For this 2019 Field Day project, I wanted to build a 40 Meter inverted V dipole antenna that could be easily deployed in the field.
It was designed and tuned for a target frequency of 7.237 Mhz.
Using the formula 468 / 7.237=64.66 total length. I added 4′ for connection winds and a little slack that could be trimmed during tuning if necessary.
My research into antenna making led me to many people that promoted using inexpensive small gauge steel electric fence wire for the antenna elements. I chose not to go that route and instead used Southwire 55667123 Primary Wire, 14-Gauge, Black insulated wire for the antenna elements (each leg 33.5′). That wire is much easier to handle with fewer twists and kinks.
What I wanted was something simple and low cost I could use for a center insulator. There were numerous commercial insulators like those from MFJ available as well as lots of examples of build-it-yourself PVC designs. All were quite interesting, but then I discovered something I hadn’t seen before. What I found was the Budwig HQ-1 Center Insulator with SO-239 UHF Female Connector and two ceramic dogbone insulators for about $20. Simple and relatively low cost.
I bent the ends of the insulator at an angle approximating the angle for the two end connections. I next soldered each antenna element to the insulator. To keep it waterproofed, I wrapped the connections with X-Treme Tape TPE-XR1510ZLB Silicone Rubber Self Fusing Tape.
Now I had a lightweight portable antenna that easily wound onto two hand spools and fit neatly inside a Harbor Freight Ammo Box. Total cost of less than $40.
I deployed the antenna in my back yard in a less than desirable situation to get the antenna tuned to my target frequency and practice setting up on a fiberglass pole mast. After a few minutes with the MFJ-Analyzer, I trimmed a few inches off the end and had the antenna resonate at my desired frequency. I ended up with each leg being 32.5′. Took it down and packed it away for Field Day.
I planned on joining the Flint Hills Amateur Radio Club group for Field Day on Saturday and overnight until Sunday. This was to be my first time deploying the Military style fiberglass poles in a real world environment in the field. To elevate the center of the antenna to 32′ required 8 poles and another three for the tri-pod base. 6 more poles were used for the two supports for the ends of the antenna.
On Friday night before Field Day, the club cancelled the outdoor event because we were expecting severe weather on Sat/Sun. However we were still invited out Saturday for a cookout of the food already purchased before the storms rolled in. Since I already packed my Jeep for Field Day, I joined the group late Saturday morning. Barb (KD0WAU) and Wayne (KD0WAT) had already put up an antenna for their radio so I said, “What the heck.” I had planned for this event for months and decided to take advantage of the presently calm weather.
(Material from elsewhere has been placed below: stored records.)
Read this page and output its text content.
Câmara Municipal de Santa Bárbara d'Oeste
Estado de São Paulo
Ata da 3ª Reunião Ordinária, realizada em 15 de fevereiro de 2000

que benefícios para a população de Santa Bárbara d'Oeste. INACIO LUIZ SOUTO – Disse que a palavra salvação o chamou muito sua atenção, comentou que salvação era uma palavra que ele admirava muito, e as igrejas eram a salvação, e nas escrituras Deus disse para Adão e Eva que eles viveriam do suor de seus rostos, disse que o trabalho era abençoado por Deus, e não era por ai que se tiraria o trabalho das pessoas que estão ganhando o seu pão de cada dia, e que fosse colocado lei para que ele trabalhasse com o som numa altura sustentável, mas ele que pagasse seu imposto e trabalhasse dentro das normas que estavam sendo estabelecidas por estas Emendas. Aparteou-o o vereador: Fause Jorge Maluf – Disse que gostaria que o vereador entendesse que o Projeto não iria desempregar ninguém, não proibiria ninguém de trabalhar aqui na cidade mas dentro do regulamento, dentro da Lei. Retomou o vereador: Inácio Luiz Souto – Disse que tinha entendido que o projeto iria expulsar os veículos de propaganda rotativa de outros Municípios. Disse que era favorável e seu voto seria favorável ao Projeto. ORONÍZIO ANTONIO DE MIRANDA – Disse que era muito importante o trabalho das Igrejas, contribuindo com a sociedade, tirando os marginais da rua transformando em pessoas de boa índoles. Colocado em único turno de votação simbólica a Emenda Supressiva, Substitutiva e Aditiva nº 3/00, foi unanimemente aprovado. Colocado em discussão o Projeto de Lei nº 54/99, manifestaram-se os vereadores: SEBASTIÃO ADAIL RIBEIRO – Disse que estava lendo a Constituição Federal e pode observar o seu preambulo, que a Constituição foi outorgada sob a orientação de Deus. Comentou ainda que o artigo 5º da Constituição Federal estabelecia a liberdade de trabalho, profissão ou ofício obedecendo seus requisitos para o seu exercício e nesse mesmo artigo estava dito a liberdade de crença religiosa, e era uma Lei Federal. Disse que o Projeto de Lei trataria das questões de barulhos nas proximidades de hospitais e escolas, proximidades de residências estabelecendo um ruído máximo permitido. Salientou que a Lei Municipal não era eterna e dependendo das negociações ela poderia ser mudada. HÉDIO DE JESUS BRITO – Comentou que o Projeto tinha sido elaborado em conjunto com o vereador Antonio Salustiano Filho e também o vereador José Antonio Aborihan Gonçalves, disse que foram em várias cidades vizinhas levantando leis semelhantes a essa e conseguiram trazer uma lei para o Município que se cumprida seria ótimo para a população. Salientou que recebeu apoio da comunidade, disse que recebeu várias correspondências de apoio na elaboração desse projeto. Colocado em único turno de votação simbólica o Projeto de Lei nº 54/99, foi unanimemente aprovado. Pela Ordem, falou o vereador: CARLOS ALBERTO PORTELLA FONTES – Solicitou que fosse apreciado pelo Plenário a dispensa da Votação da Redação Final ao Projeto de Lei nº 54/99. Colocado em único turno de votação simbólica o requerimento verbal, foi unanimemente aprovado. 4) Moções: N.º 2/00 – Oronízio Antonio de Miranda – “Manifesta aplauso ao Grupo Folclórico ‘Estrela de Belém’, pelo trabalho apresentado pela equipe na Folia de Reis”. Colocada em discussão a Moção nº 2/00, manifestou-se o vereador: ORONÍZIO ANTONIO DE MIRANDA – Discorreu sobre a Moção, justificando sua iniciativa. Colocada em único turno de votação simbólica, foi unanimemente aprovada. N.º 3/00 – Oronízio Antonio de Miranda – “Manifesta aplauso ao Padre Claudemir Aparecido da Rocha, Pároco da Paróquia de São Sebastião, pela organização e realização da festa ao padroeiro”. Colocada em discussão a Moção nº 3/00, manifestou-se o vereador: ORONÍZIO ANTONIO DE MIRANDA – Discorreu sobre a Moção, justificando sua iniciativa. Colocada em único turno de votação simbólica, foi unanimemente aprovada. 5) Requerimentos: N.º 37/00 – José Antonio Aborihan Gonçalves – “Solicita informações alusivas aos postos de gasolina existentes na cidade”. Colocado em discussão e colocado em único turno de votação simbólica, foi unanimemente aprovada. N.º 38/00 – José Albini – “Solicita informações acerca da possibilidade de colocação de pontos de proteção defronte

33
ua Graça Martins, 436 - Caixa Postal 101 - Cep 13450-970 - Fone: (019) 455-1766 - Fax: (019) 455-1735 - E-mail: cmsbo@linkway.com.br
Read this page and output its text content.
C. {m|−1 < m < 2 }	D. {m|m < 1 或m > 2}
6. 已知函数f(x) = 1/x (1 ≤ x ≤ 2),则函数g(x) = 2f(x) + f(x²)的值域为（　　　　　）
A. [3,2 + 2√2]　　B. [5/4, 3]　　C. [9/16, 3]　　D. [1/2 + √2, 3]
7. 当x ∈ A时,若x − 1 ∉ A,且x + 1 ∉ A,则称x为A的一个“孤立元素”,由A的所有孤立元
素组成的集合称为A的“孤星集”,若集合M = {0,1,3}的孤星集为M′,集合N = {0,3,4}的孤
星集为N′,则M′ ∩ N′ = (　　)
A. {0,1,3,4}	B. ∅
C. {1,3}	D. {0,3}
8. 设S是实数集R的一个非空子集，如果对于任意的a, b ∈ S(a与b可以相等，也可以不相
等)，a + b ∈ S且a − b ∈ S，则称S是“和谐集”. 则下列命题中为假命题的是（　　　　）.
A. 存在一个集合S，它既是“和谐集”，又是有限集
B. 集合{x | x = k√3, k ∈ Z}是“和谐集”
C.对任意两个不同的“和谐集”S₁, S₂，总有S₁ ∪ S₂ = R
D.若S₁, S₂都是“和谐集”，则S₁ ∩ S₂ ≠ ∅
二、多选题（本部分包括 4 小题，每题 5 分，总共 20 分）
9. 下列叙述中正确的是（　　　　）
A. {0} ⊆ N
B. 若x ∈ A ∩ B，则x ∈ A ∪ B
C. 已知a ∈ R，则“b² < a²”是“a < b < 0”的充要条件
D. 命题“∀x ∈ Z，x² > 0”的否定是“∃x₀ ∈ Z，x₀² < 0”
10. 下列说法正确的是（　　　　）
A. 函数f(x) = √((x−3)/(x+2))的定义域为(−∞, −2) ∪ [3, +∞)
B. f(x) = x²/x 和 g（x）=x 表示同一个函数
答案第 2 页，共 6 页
Several others joined in to help me put up my antenna and in no time I was on the air. I made several contacts and a couple other people made a few contacts each.
The farthest contact made from my station was 541 miles into Texas. Had quite a few contacts in Texas and others in Missouri, Nebraska, Iowa, and Illinois. This setup seemed to work great for regional contacts.
By mid-afternoon the clouds began rolling in and bad weather threatened so everyone decided to shut down and head home. While it was a shortened Field Day, I did accomplish my goals to deploy in the field using only battery power to make contacts.
I considered this Field Day a “success” since I was able to successfully deploy my antenna and operate my IC-7300 off a 12-volt battery.